We rise about 06:30. This is no hardship as sailing westward, we gain and extra hour of sleep most nights. We shower, dress and I hang the previous days dirty laundry in a bag by the cabin door, and we go for breakfast.

The food is better in the passenger restaurants, but H gets too many questions from garrulous passengers if she is in uniform, so we normally go to the Crew Mess. We often get some privacy in the usually empty Officer’s Mess which is separate from the main crew section. I usually have two or three boiled eggs, bread, butter, jam, coffee. H usually has some scrambled eggs. H then takes 20 steps and she is in her office and ready to fire a few people or whatever it is she does. I take 20 steps and a lift to Deck 10 and I am home. I might have another coffee from the semi-functional Nespresso machine in the cabin and think about updating this blog.

Abdul, our Cabin Steward, comes around about 08:30 and mucks us out. Cleans the bathroom, changes the sheets and towels etc. While this is happening, and if the weather is good, I usually go and sit in an outside seating area, otherwise an indoor bar area, and deal with emails and research for next-destination activities.

When lunchtime comes around H pretends to skip it but usually gets a protein shake to be going on with. I also pretend to skip lunch, but sometimes I grab something from one of the passenger restaurants. About 15:00 we are worn out and have a nap followed by another shower and a change of uniform for H. H does some more work and by 18:00 we go for dinner.

Dinner is usually also in the Crew Mess with its basic fare, but they do have Indian curries and Filipino food which is not usually available in the passenger restaurants. Sometimes we eat in one of the passenger buffet restaurants and occasionally in the posh restaurant when we are in the mood for seven courses or somebody invites us.

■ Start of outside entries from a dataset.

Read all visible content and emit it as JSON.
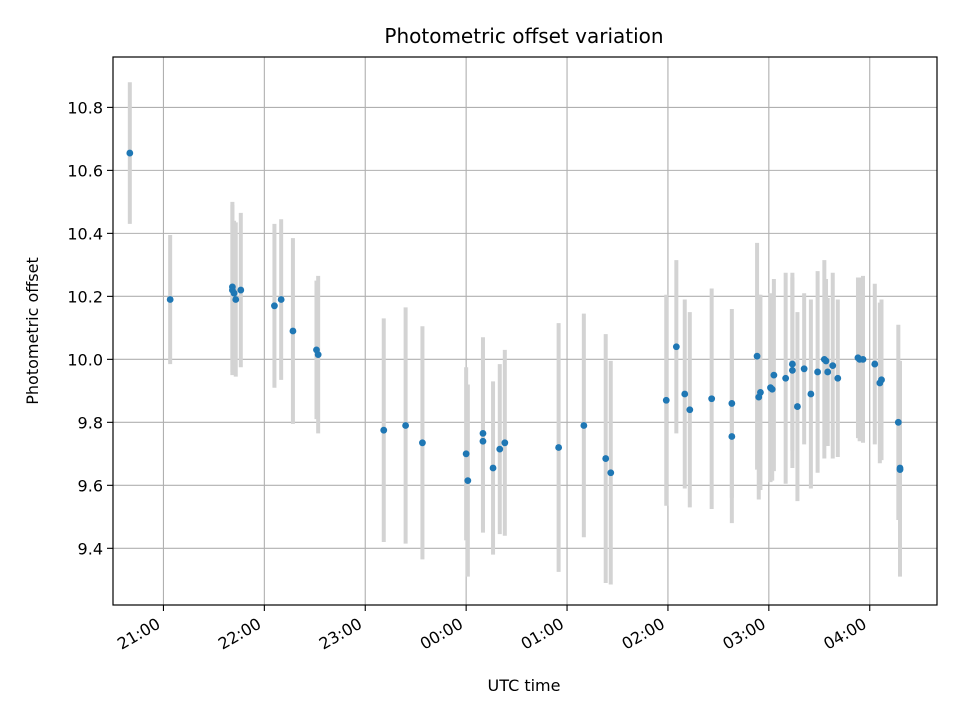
{
  "chart_data": {
    "type": "scatter",
    "title": "Photometric offset variation",
    "xlabel": "UTC time",
    "ylabel": "Photometric offset",
    "x_ticks": [
      "21:00",
      "22:00",
      "23:00",
      "00:00",
      "01:00",
      "02:00",
      "03:00",
      "04:00"
    ],
    "y_ticks": [
      "9.4",
      "9.6",
      "9.8",
      "10.0",
      "10.2",
      "10.4",
      "10.6",
      "10.8"
    ],
    "xlim": [
      "20:30",
      "04:40"
    ],
    "ylim": [
      9.22,
      10.96
    ],
    "grid": true,
    "colors": {
      "points": "#1f77b4",
      "errorbars": "#d3d3d3",
      "grid": "#b0b0b0"
    },
    "series": [
      {
        "x": [
          "20:40",
          "21:04",
          "21:41",
          "21:41",
          "21:42",
          "21:43",
          "21:46",
          "22:06",
          "22:10",
          "22:17",
          "22:31",
          "22:32",
          "23:11",
          "23:24",
          "23:34",
          "00:00",
          "00:01",
          "00:10",
          "00:10",
          "00:16",
          "00:20",
          "00:23",
          "00:55",
          "01:10",
          "01:23",
          "01:26",
          "01:59",
          "02:05",
          "02:10",
          "02:13",
          "02:26",
          "02:38",
          "02:38",
          "02:53",
          "02:54",
          "02:55",
          "03:01",
          "03:02",
          "03:03",
          "03:10",
          "03:14",
          "03:14",
          "03:17",
          "03:21",
          "03:25",
          "03:29",
          "03:33",
          "03:34",
          "03:35",
          "03:38",
          "03:41",
          "03:53",
          "03:54",
          "03:56",
          "04:03",
          "04:06",
          "04:07",
          "04:17",
          "04:18",
          "04:18"
        ],
        "y": [
          10.655,
          10.19,
          10.23,
          10.22,
          10.21,
          10.19,
          10.22,
          10.17,
          10.19,
          10.09,
          10.03,
          10.015,
          9.775,
          9.79,
          9.735,
          9.7,
          9.615,
          9.765,
          9.74,
          9.655,
          9.715,
          9.735,
          9.72,
          9.79,
          9.685,
          9.64,
          9.87,
          10.04,
          9.89,
          9.84,
          9.875,
          9.755,
          9.86,
          10.01,
          9.88,
          9.895,
          9.91,
          9.905,
          9.95,
          9.94,
          9.965,
          9.985,
          9.85,
          9.97,
          9.89,
          9.96,
          10.0,
          9.995,
          9.96,
          9.98,
          9.94,
          10.005,
          10.0,
          10.0,
          9.985,
          9.925,
          9.935,
          9.8,
          9.655,
          9.65
        ],
        "yerr": [
          0.225,
          0.205,
          0.27,
          0.27,
          0.23,
          0.245,
          0.245,
          0.26,
          0.255,
          0.295,
          0.22,
          0.25,
          0.355,
          0.375,
          0.37,
          0.275,
          0.305,
          0.305,
          0.29,
          0.275,
          0.27,
          0.295,
          0.395,
          0.355,
          0.395,
          0.355,
          0.335,
          0.275,
          0.3,
          0.31,
          0.35,
          0.275,
          0.3,
          0.36,
          0.325,
          0.31,
          0.3,
          0.29,
          0.305,
          0.335,
          0.31,
          0.275,
          0.3,
          0.24,
          0.3,
          0.32,
          0.315,
          0.26,
          0.235,
          0.295,
          0.25,
          0.255,
          0.26,
          0.265,
          0.255,
          0.255,
          0.255,
          0.31,
          0.34,
          0.34
        ]
      }
    ]
  }
}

Around 19:00 I run an English Master-class for officers. I also consult at other times of the day for emergency language repairs to emails. Around 20:00 H drags me kicking and screaming to the gym. Usually the machines are free at that time. During the daytime, almost every piece of equipment is being used by old people trying to give themselves new heart attacks. Then back to our cabin for our third shower of the day. The laundry will have arrived by then and I hang it back in the wardrobe. Such a chore!

If the weather is nice we might sit with a drink on our balcony and watch the stars or distant tropical lightning flashes. ‘Balcony’ is maybe not a good term for what we have. It is a former passenger deck on the forward port-side that had to be closed to the passengers for security reasons as it has access to the bridge. Our cabin opens directly on to this deck which is maybe 4 metres wide and 25 metres long with tables and chairs and sunbeds. We share it with the Hotel Director and the Chief Engineer, but it is otherwise a private area. The starboard-side of the ship has a similar area for the Captain, Staff Captain and Safety Officer.

This ship, one of the smaller ones in the fleet, has the best accommodation for Senior Officers. The cabin is a good-sized suite with a sofa and easy chair, TV and fridge in a sitting area, and a wide bed and lots of storage space in a separate bedroom. There are only a handful of passenger cabins that are as good.
There is a lot of theatrical and musical stuff usually going on in the evenings but as my German ist sehr schlect I don’t bother much with it and usually just watch a DVD in the cabin and have a glass of something until bedtime.